The University of Texas MD Anderson Cancer Center in Houston has been selected as the site for one of two new Genome Characterization Centers (GCCs) funded by the National Cancer Institute (NCI) and National Institute of Health (HHSN261200800001E).
Gordon Mills, MD, PhD
The University of Texas MD Anderson Cancer Center in Houston has been selected as the site for one of two new Genome Characterization Centers (GCCs) funded by the National Cancer Institute (NCI) and National Institute of Health (HHSN261200800001E). This GCC will be provided through MD Anderson Functional Proteomics Reverse Phase Protein Array Core.
“MD Anderson has been at the forefront of proteomic investigation, and it is an honor to be selected as a site for this notable center,” said Ethan Dmitrovsky, MD, provost and executive vice president of the MD Anderson Cancer Center, in a press release.1
The GCC at MD Anderson (the other GCC will be at the Broad Institute in Cambridge, MA) will aid in molecular characterization of tumors investigated in multiple NCI initiatives using genomic, transcriptomic, and proteomic analyses. Gordon Mills, MD, PhD, chair of systems biology, and Rehan Akbani, PhD, assistant professor of bioinformatics and computational biology, will lead the efforts at MD Anderson.
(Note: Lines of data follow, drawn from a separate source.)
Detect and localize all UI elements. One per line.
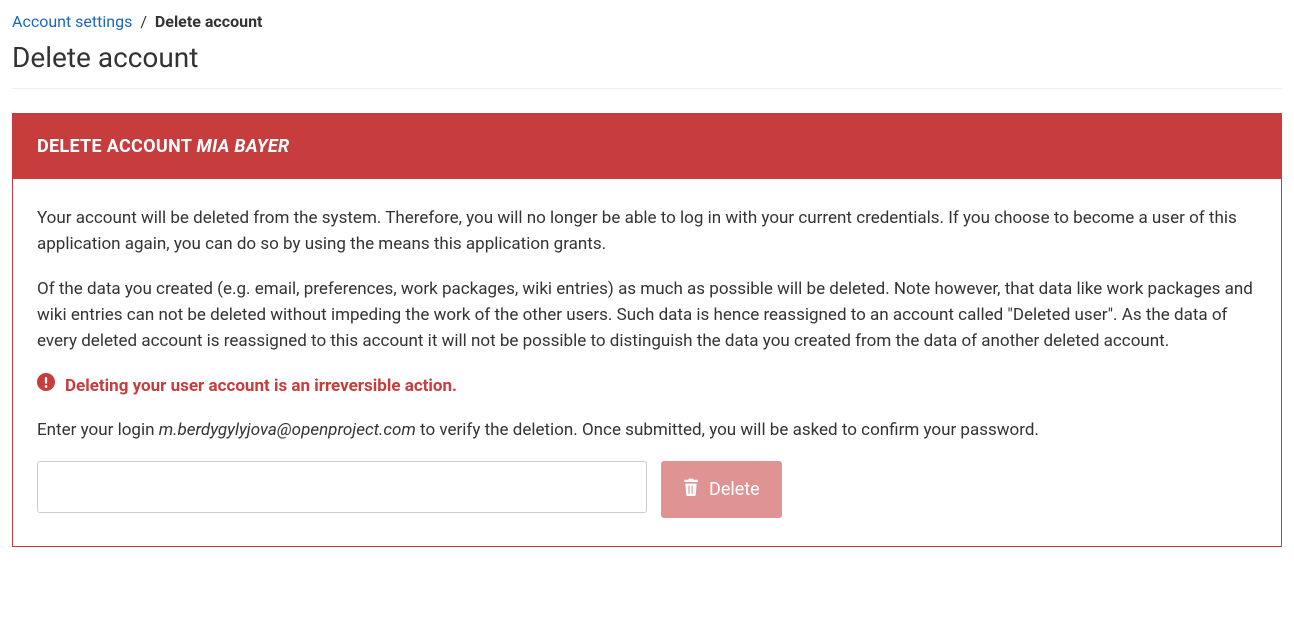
login-verification-input[interactable] bbox=[37, 461, 647, 513]
verify-prefix: Enter your login bbox=[37, 420, 159, 440]
panel-body: Your account will be deleted from the sy… bbox=[13, 179, 1281, 546]
delete-button-label: Delete bbox=[709, 479, 760, 500]
verify-suffix: to verify the deletion. Once submitted, … bbox=[416, 420, 1039, 440]
delete-account-panel: Delete account Mia Bayer Your account wi… bbox=[12, 113, 1282, 547]
breadcrumb-separator: / bbox=[140, 12, 147, 31]
breadcrumb: Account settings / Delete account bbox=[12, 12, 1282, 31]
panel-header: Delete account Mia Bayer bbox=[13, 114, 1281, 179]
trash-icon bbox=[683, 478, 699, 501]
breadcrumb-link-account-settings[interactable]: Account settings bbox=[12, 12, 132, 31]
page-title: Delete account bbox=[12, 41, 1282, 74]
panel-header-prefix: Delete account bbox=[37, 136, 192, 157]
breadcrumb-current: Delete account bbox=[155, 12, 263, 31]
delete-button[interactable]: Delete bbox=[661, 461, 782, 518]
panel-header-username: Mia Bayer bbox=[197, 136, 290, 157]
verify-instruction: Enter your login m.berdygylyjova@openpro… bbox=[37, 417, 1257, 443]
divider bbox=[12, 88, 1282, 89]
info-paragraph-2: Of the data you created (e.g. email, pre… bbox=[37, 276, 1257, 355]
warning-text: Deleting your user account is an irrever… bbox=[65, 373, 457, 399]
warning-row: Deleting your user account is an irrever… bbox=[37, 373, 1257, 399]
info-paragraph-1: Your account will be deleted from the sy… bbox=[37, 205, 1257, 258]
form-row: Delete bbox=[37, 461, 1257, 518]
warning-icon bbox=[37, 373, 55, 399]
verify-login-email: m.berdygylyjova@openproject.com bbox=[159, 420, 416, 440]
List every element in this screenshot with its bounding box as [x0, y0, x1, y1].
This GCC will focus on using functional proteomics, the large-scale study of proteins at the functional activity level, to characterize samples of patients involved in NCI-supported trials. According to the researchers at MD Anderson, the study of functional proteomics is critical to comprehensive cancer research because it investigates how changes in protein levels and structure, which are not always shown by genetic changes, play roles in tumor development and progression.
“Studying large-scale proteomic changes will greatly aid in learning more about the causes of, and potential effective treatments for, cancers and other complex diseases,” said Akbani.
Mills also emphasized that investigating large-scale changes in the proteins will guide development of targeted therapies or “rational drug combinations” that could be tested in NCI-supported clinical trials. Reverse phase protein array (RPPA) will play an important role for this large-scale analysis of tumor samples. According to Mills, the efforts at the GCC could include as many as 25,000 patient samples, and the automated RPPA platform allows for reliable analysis of over 1000 samples using at least 150 different human antibodies at a time. Mills stated that the GCC will generate RPPA data to characterize patient tumor samples and possibly identify areas of tumor resistance or effective drug combinations.
“The [NCCI-supported clinical trials] are designed to identify biomarkers of response or resistance or to identify rational drug combinations,” said Mills. “The [RPPA] data will impact clinical trials of multiple diseases in terms of patient selection and also in terms of rational drug combinations.”
The Cancer Genome Atlas Pan-Cancer analysis project has analyzed molecular mutations at the DNA, RNA, protein, and epigenetic levels to describe similarities, differences, and themes across multiple tumor lineages.2The overall goal for this large-scale data set is to support development of pan-disease trials that investigate potentially effective therapies across multiple types of tumors. According to Mills, the large-scale analysis of data at the GCC is expected to further support development of bucket trials to evaluate the importance of biomarkers and efficacy of therapeutic options across cancer lineages. This may also allow identification and evaluation of therapies for rare cancer types or molecular aberrations that are unusual for a particular type of cancer, which will give medical oncologists more personalized options for patient treatment.
Initially, the GCC is expected to support several important NCI initiatives, including the Exceptional Responders Initiative, ALCHEMIST precision medicine trials, and the Cancer Driver Discovery Project, that aim to clarify the relationship between tumor characteristics at the molecular level and patient response to therapy. The Exceptional Responders Initiative investigates molecular factors in tumors of patients who have exceptional responses to drug treatments. Similarly, the ALCHEMIST precision medicine trials identify patients who have lung tumors with uncommon genetic alterations and evaluate their drug treatments to improve clinical outcomes. The Cancer Driver Discovery Project characterizes driver genetic events that occur in at least 2% of lung adenocarcinoma, colorectal cancer, and ovarian cancer cases and evaluates whether or not those events influenced the therapeutic response.
The GCC will also support efforts from the Division of Cancer Treatment and Diagnosis, the Cancer Trials Support Unit, and the Cancer Therapy Evaluation Program at the NCI. Mills expects the role of the GCC to evolve as NCI initiatives and programs develop over the coming years and expresses optimism about the value of this data set for improving cancer therapies for patients and medical oncologists.
“This will provide an incredible information trove linked to high-quality patient outcomes data, genomic, epigenomic, and proteomic data,” said Mills. “It’s a great example of how working together can yield important clinical understanding.”